The primary end point was complete (>70%) ST-segment resolution (STR) 60 minutes after PCI, for which no difference was seen between the treatment groups (before PCI, 21.6% versus 15.5%, P=0.28; after PCI, 70.3% versus 65.8%, P=0.49). Although preprocedural TIMI flow grade 2-3 was numerically more common (46.8% versus 35%, P=0.08) and slow flow (5.6% versus 13.4%, P=0.07 during PCI less frequent among patients who received early rather than late abciximab these differences were not significant. The incidence of procedural embolization was however statistically lower in the early than in the late abciximab group (8.1% vs 21.1%, p=0.008). Infarct size and biomarker levels were similar in both groups during the index hospitalization. The rates of major adverse cardiac events including death, MI, and TVR were equivalent at 11% in each group while major bleeding occurred in 0.8% of the ambulance group and 1.6% of the hospital group.

 

Despite the largely negative results, the authors concluded that abciximab given very early in the course of STEMI might facilitate primary PCI by improving the visibility of the coronary anatomy, thus allowing a faster and more-accurate procedure.  The negative results were consistent with other previous studies such as the FINESSE trial, published in the New England Journal of Medicine in 2008. This study found that early abciximab added to primary PCI did not improve 90-day clinical outcomes over what could be achieved by giving the drug in the cath lab.

 

Overall these studies have provided further important information about the use of abciximab in PPCI. Administration in the ambulance appears to have limited benefit especially if transfer to the catheterisation lab is efficiently achieved.
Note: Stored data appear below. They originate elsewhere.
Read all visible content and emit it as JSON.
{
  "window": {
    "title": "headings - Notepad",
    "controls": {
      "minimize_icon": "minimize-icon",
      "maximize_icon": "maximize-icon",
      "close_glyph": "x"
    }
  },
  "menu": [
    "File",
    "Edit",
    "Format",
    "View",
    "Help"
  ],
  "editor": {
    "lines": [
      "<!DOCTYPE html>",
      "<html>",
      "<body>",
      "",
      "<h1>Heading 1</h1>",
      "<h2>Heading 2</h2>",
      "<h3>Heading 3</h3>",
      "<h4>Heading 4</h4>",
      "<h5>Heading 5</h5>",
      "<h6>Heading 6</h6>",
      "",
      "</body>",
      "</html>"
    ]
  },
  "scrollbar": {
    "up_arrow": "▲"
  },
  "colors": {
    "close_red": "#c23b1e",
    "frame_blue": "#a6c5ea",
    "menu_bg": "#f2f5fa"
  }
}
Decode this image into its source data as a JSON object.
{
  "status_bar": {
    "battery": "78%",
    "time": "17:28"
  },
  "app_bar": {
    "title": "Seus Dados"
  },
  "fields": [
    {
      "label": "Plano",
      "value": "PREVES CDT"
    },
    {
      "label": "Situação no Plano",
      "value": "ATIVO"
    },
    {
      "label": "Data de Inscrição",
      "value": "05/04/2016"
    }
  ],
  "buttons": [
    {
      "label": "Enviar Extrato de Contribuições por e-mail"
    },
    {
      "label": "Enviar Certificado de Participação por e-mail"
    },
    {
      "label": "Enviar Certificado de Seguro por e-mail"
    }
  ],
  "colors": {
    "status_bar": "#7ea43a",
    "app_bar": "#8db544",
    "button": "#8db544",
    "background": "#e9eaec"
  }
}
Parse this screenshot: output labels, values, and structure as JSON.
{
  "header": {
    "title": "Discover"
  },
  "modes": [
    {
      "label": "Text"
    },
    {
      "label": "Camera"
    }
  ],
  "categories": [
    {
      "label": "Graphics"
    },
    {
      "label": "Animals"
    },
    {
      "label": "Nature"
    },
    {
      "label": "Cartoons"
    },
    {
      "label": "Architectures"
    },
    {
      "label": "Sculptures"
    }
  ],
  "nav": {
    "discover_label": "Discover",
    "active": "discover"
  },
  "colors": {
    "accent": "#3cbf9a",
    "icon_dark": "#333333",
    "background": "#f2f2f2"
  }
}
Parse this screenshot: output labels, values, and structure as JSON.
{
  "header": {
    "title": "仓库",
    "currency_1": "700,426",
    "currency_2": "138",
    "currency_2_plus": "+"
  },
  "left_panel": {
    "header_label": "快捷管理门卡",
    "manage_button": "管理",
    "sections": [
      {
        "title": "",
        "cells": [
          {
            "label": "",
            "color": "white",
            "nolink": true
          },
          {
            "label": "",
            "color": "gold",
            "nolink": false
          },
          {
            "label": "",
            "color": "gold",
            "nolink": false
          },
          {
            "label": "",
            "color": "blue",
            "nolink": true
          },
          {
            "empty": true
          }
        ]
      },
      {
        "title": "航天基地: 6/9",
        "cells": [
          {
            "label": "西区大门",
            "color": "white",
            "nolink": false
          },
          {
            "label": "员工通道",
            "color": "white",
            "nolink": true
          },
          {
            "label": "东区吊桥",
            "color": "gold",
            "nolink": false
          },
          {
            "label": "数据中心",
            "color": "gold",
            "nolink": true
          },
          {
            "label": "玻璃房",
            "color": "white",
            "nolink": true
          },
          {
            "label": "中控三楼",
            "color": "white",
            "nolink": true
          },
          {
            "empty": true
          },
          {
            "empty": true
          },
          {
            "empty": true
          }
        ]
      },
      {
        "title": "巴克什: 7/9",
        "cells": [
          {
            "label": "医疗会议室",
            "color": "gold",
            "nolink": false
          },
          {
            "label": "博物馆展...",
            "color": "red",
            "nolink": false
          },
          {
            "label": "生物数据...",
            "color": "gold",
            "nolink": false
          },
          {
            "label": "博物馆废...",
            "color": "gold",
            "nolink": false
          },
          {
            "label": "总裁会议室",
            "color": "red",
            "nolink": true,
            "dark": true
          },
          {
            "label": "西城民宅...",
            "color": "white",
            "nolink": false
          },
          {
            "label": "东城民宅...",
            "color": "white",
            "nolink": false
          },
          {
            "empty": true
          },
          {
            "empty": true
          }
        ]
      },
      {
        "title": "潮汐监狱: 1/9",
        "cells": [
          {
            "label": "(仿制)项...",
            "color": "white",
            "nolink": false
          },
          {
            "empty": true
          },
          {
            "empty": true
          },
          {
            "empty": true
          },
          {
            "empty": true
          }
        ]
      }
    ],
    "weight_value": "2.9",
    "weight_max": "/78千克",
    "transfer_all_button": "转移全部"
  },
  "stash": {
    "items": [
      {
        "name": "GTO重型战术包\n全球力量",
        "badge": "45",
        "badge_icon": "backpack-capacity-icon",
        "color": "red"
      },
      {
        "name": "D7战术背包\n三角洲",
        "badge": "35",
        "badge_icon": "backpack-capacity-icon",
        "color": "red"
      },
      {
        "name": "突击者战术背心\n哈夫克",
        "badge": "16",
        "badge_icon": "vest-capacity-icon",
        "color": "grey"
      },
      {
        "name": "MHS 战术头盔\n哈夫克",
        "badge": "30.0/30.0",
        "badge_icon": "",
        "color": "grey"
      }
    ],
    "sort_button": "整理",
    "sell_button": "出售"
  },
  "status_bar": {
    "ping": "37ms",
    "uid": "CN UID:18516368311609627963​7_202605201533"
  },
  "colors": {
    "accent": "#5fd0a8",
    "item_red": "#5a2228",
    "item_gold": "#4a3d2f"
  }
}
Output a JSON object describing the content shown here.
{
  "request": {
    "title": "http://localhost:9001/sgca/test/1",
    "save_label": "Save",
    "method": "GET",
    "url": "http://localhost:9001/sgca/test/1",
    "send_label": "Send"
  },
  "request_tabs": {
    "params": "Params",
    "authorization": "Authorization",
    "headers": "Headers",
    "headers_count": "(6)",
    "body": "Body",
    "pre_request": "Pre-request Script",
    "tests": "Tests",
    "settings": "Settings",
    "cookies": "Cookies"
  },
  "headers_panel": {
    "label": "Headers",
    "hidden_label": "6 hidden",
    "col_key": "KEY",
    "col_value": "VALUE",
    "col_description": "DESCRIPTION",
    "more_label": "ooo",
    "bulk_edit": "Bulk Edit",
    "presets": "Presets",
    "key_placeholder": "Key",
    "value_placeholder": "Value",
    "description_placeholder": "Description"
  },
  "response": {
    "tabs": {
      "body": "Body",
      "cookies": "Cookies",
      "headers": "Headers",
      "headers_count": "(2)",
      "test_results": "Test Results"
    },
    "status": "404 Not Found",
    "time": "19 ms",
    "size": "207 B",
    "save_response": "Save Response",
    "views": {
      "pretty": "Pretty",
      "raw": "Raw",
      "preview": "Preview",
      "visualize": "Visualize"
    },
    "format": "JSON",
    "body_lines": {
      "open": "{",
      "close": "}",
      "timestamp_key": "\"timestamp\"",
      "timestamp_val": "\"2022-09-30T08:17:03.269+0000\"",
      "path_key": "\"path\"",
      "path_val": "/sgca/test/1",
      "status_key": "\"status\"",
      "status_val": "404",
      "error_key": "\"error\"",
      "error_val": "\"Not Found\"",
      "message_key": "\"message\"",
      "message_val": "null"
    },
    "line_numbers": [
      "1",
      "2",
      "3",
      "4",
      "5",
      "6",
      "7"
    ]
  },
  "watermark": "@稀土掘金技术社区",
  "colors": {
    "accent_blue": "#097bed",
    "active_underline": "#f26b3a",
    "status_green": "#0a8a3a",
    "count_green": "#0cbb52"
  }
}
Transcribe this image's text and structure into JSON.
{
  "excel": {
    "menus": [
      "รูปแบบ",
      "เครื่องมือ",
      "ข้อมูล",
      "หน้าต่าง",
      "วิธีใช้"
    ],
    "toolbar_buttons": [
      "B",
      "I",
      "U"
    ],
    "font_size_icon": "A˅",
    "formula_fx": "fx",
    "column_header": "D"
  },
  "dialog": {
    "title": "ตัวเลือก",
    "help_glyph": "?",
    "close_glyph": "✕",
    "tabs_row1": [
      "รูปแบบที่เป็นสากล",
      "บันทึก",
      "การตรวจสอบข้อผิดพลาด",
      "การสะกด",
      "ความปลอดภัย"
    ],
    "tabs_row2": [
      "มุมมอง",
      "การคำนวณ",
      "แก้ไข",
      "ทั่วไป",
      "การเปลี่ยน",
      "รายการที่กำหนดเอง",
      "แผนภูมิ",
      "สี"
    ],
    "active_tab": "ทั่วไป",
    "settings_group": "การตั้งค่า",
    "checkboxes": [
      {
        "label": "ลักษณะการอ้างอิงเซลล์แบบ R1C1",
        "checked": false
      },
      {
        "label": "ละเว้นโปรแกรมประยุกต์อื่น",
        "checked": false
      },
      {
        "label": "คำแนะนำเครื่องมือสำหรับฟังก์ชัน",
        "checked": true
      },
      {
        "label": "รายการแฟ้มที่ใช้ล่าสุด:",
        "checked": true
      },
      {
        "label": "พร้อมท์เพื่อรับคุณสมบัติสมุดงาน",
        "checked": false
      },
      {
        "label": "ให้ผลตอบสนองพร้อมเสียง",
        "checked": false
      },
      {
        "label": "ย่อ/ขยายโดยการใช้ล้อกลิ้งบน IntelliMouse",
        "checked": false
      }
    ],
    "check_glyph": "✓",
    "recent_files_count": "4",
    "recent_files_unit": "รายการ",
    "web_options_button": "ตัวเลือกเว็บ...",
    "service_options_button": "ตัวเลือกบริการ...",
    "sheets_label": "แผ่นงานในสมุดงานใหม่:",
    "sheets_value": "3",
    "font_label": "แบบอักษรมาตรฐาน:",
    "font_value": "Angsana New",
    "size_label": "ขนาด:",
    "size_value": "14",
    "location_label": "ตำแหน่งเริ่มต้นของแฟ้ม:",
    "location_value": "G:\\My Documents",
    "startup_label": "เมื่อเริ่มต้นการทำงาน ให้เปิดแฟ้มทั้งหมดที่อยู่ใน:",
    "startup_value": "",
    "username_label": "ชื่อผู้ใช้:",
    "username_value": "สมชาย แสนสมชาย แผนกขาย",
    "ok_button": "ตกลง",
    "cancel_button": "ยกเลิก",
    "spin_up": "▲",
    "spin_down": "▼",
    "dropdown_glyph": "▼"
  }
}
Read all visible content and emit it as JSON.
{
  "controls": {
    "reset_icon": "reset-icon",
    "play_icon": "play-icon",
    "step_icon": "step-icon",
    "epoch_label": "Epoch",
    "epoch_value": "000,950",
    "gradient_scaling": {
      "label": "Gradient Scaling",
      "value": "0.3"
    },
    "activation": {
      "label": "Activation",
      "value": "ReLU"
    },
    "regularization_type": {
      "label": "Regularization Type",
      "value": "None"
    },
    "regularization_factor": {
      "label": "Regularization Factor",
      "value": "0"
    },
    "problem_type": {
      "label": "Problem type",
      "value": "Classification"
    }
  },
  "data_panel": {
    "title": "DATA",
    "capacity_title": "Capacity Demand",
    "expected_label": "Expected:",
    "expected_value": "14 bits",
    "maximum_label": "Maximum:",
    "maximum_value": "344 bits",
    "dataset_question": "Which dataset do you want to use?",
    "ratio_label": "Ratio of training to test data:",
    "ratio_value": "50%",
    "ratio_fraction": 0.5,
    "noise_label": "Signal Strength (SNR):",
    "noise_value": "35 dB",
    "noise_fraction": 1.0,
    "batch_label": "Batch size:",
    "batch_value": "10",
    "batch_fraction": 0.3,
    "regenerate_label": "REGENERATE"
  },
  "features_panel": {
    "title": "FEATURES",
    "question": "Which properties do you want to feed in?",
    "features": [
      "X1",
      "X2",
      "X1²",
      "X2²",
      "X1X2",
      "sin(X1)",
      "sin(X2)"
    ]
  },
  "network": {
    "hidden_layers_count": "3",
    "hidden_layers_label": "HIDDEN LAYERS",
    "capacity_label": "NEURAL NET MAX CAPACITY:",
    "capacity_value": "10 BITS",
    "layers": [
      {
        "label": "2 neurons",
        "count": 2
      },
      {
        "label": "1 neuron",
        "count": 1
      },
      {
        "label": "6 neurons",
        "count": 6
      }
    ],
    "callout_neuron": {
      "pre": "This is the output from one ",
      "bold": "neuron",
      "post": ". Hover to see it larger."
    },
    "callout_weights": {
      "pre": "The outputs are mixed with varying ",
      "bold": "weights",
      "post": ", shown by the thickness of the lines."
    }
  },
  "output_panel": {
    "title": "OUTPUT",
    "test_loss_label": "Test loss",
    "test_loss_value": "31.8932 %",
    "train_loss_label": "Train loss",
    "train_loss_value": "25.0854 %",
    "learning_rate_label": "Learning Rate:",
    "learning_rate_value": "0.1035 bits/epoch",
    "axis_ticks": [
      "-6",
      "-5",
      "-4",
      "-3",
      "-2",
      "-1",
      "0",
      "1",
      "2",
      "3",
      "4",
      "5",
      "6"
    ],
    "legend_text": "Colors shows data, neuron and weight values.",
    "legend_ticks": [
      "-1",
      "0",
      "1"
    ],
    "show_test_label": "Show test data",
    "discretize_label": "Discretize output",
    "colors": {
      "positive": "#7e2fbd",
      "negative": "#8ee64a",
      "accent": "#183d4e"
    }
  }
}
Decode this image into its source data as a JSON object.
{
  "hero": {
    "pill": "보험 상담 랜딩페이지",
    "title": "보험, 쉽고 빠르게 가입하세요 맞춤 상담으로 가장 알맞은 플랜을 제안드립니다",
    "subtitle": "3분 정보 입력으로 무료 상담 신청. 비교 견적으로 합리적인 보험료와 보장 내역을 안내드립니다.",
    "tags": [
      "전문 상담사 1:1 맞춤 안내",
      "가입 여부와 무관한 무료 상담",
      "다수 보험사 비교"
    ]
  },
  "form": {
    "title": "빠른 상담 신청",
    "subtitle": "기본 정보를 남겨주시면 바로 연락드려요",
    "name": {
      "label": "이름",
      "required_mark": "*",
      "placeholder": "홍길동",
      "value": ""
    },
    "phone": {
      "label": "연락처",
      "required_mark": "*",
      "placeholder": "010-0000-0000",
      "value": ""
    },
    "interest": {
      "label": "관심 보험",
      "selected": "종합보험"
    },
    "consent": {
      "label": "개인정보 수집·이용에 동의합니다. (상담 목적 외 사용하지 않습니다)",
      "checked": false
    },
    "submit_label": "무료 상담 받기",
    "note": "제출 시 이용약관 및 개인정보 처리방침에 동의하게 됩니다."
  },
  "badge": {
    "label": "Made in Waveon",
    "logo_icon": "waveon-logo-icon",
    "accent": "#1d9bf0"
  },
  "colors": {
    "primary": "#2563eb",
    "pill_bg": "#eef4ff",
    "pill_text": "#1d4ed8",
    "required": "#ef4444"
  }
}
In contrast intracoronary use appears to reduce infarct size but not effect early outcome. Information on long-term outcome is awaited and may further support routine intra-coronary administration in PPCI patients.

 

References 

 

1. Stone GW, Machara A, Witzenbichler B, et al. Intracoronary abciximab and aspiration thrombectomy in patients with large anterior myocardial infarction. JAMA 2012; DOI: 10.1001/jama.2012.421

 

2. Vlaar PJ, Svilaas T, van der Horst IC, et al. Cardiac death and reinfarction after 1 year in the Thrombus Aspiration during Percutaneous coronary intervention in Acute myocardial infarction Study (TAPAS): a 1-year follow-up study. Lancet. 2008;371(9628):19151920.

 

3. Ohlmann P, Reydel P, Jacquemin L, et al. Prehospital abciximab in ST-segment elevation myocardial infarction: Results of the randomized, double-blind MISTRAL study. Circ Cardiovasc Interv. 2012;5:69-76.